Case scenario number one involves a 65-year-old Caucasian female diagnosed with neovascular AMD. The patient underwent four monthly injections of bevacizumab, resulting in improved visual acuity from 20/63 to 20/30 and reduction in central subfield thickness (CST) from 533 to 350 microns. Dr. Rahimy emphasizes the importance of assessing optical coherence tomography (OCT) imaging for biomarkers such as intraretinal fluid and pigment epithelial detachment.

Dr. Rahimy discusses the evolving landscape of treatment options, including biosimilars for AMD and DME. Despite the effectiveness of various agents like ranibizumab, aflibercept, and faricimab, cost considerations prompt starting with bevacizumab in many cases. Flexibility exists to switch to preferred agents based on patient response, although payer mandates for biosimilars after bevacizumab failure are increasingly common.

In a cost-conscious environment, physicians often initiate treatment with bevacizumab but retain flexibility to switch to other agents as needed.
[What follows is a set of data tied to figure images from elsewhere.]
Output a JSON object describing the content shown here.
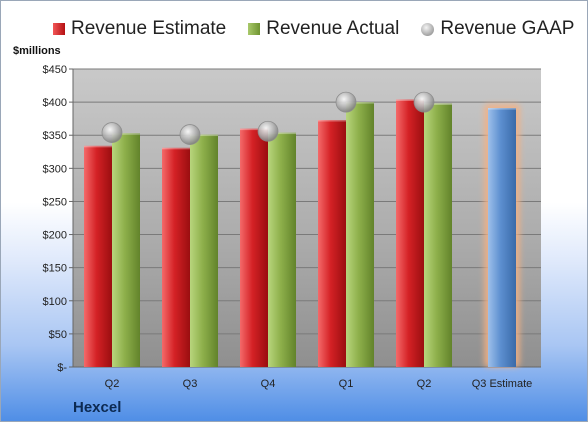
{
  "chart_data": {
    "type": "bar",
    "ylabel": "$millions",
    "company": "Hexcel",
    "categories": [
      "Q2",
      "Q3",
      "Q4",
      "Q1",
      "Q2",
      "Q3 Estimate"
    ],
    "ylim": [
      0,
      450
    ],
    "yticks": [
      0,
      50,
      100,
      150,
      200,
      250,
      300,
      350,
      400,
      450
    ],
    "ytick_labels": [
      "$-",
      "$50",
      "$100",
      "$150",
      "$200",
      "$250",
      "$300",
      "$350",
      "$400",
      "$450"
    ],
    "grid": true,
    "legend_position": "top",
    "series": [
      {
        "name": "Revenue Estimate",
        "type": "bar",
        "color": "#c0161a",
        "values": [
          334,
          331,
          360,
          373,
          404,
          null
        ]
      },
      {
        "name": "Revenue Actual",
        "type": "bar",
        "color": "#7fa23d",
        "values": [
          353,
          351,
          354,
          400,
          398,
          null
        ]
      },
      {
        "name": "Revenue GAAP",
        "type": "marker",
        "color": "#a0a0a0",
        "values": [
          354,
          351,
          356,
          400,
          400,
          null
        ]
      },
      {
        "name": "Q3 Estimate",
        "type": "bar",
        "color": "#4f86c6",
        "highlight": "#f4b183",
        "values": [
          null,
          null,
          null,
          null,
          null,
          391
        ]
      }
    ]
  }
}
However, payer preferences for biosimilars following bevacizumab failure pose additional considerations. Dr. Rahimy underscores the importance of recognizing the advancements made with anti-vascular endothelial growth factor (anti-VEGF) therapies while navigating the practicalities of treatment selection and payer preferences in clinical practice.

Video synopsis is AI-generated and reviewed by HCPLive® editorial staff.